Microdeletion at chromosomal position 15q13.3 has been described in intellectual disability, autism spectrum disorders, schizophrenia and recently in idiopathic generalized epilepsy (IGE). Using independent IGE cohorts, we first aimed to confirm the association of 15q13.3 deletions and IGE. We then set out to determine the relative occurrence of sporadic and familial cases and to examine the likelihood of having seizures for individuals with the microdeletion in familial cases. The 15q13.3 microdeletion was identified in 7 of 539 (1.3%) unrelated cases of IGE using quantitative PCR or SNP arrays and confirmed by array comparative genomic hybridization analysis using probes specific to the 15q13.3 region. The inheritance of this lesion was tracked using family studies. Of the seven microdeletions identified in probands, three were de novo, two were transmitted from an unaffected parent and in two cases the parents were unavailable. Non-penetrance of the microdeletion was identified in 4/7 pedigrees and three pedigrees included other family members with IGE who lacked the 15q13.3 deletion. The odds ratio is 68 (95% confidence interval 29-181), indicating a pathogenic lesion predisposing to epilepsy with complex inheritance and incomplete penetrance for the IGE component of the phenotype in multiplex families.

Figure 1.

High-density oligonucleotide array CGH analysis of 15q13.3 microdeletions in patients with idiopathic generalized epilepsy. The 15q13.3 microdeletions were confirmed using high-density oligonucelotide array CGH (NCBI Build 36, chr15: 28 200 000–30 700 000 shown). The minimal deletion region lies between the segmental duplication clusters at breakpoints 4 (BP4) and 5 (BP5) and contains six RefSeq genes, shown in blue. Segmental duplications of increasing similarity (90–98%, 98–99% and >99%) are represented by grey/yellow/orange bars, respectively.
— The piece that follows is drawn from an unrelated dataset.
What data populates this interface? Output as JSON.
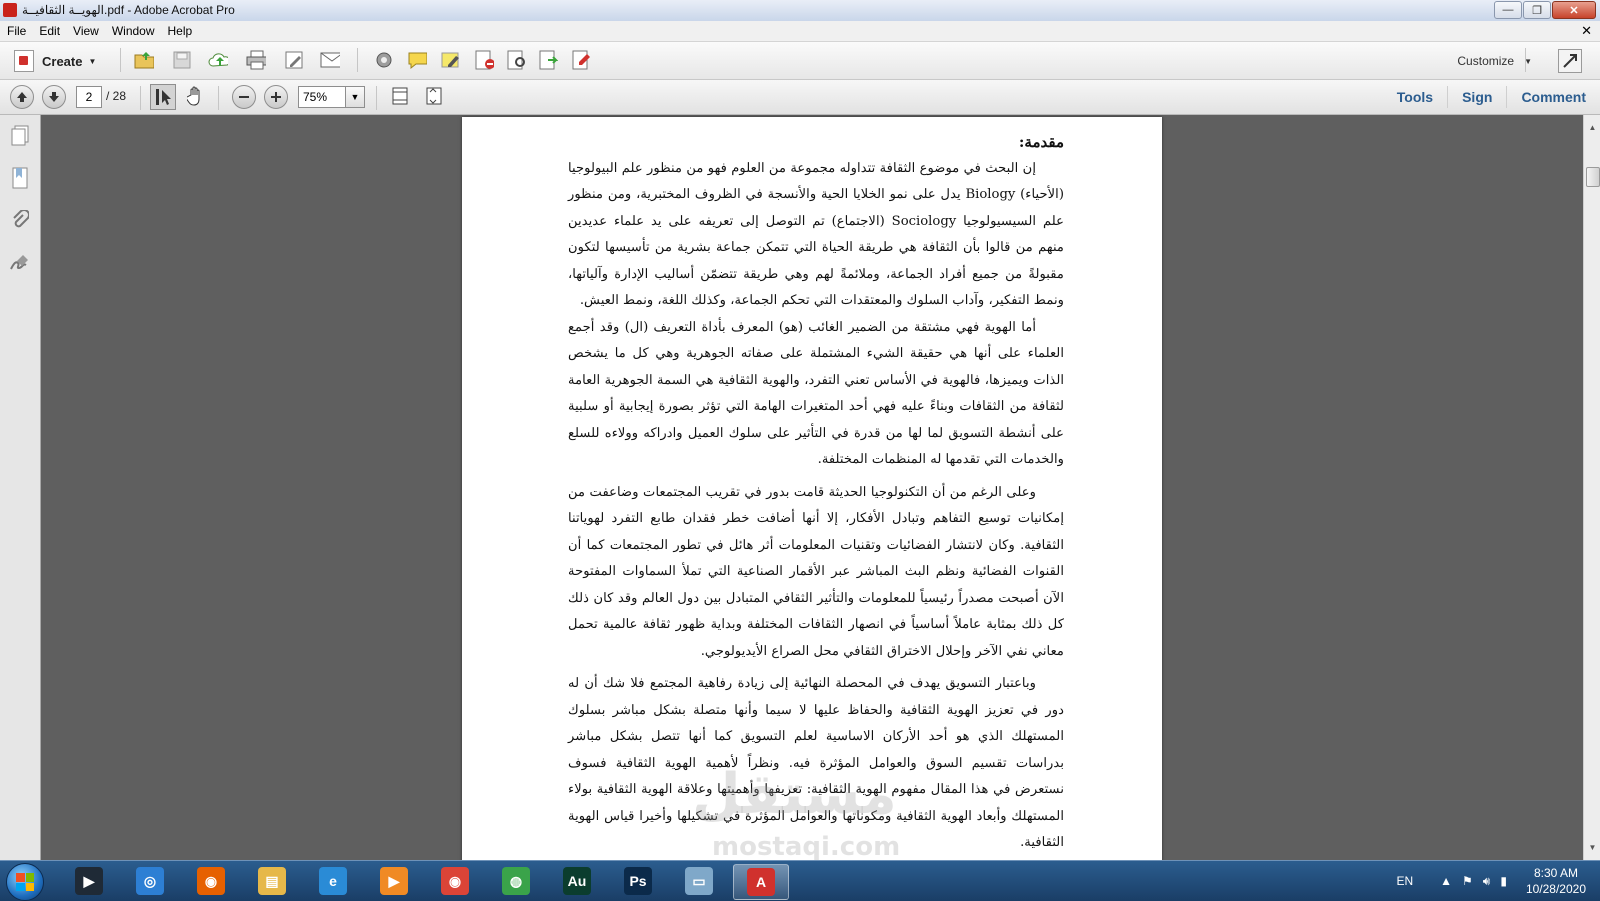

For each individual, deviations of probe log₂ ratios from zero are depicted by grey/black lines, with those exceeding a threshold of 1.5 standard deviations from the mean probe ratio colored green and red to represent relative gains and losses, respectively.

Figure 2.

Family pedigrees of probands with 15q13.3 microdeletions showing only partial segregation with affected status. Family 1 is Turkish and Families 2–7 are Australian. Three microdeletions arose de novo in the proband in three families (1, 2 and 5), two were inherited (4 and 7) and in two families the parents of the proband were not available for study (3 and 6). Transmission of the microdeletion occurred in four families (3, 4, 6 and 7) and in all cases at least one unaffected individual carries the microdeletion. Four families have multiple individuals affected with IGE (2, 3, 4 and 5) and in one family (4) the microdeletion is present in all affected members of the family. Overall 8/12 subjects with the deletion are affected while 8/12 of those affected with IGE have the microdeletion. nl: signifies subjects who have been tested and who do not have the 15q13.3 microdeletion.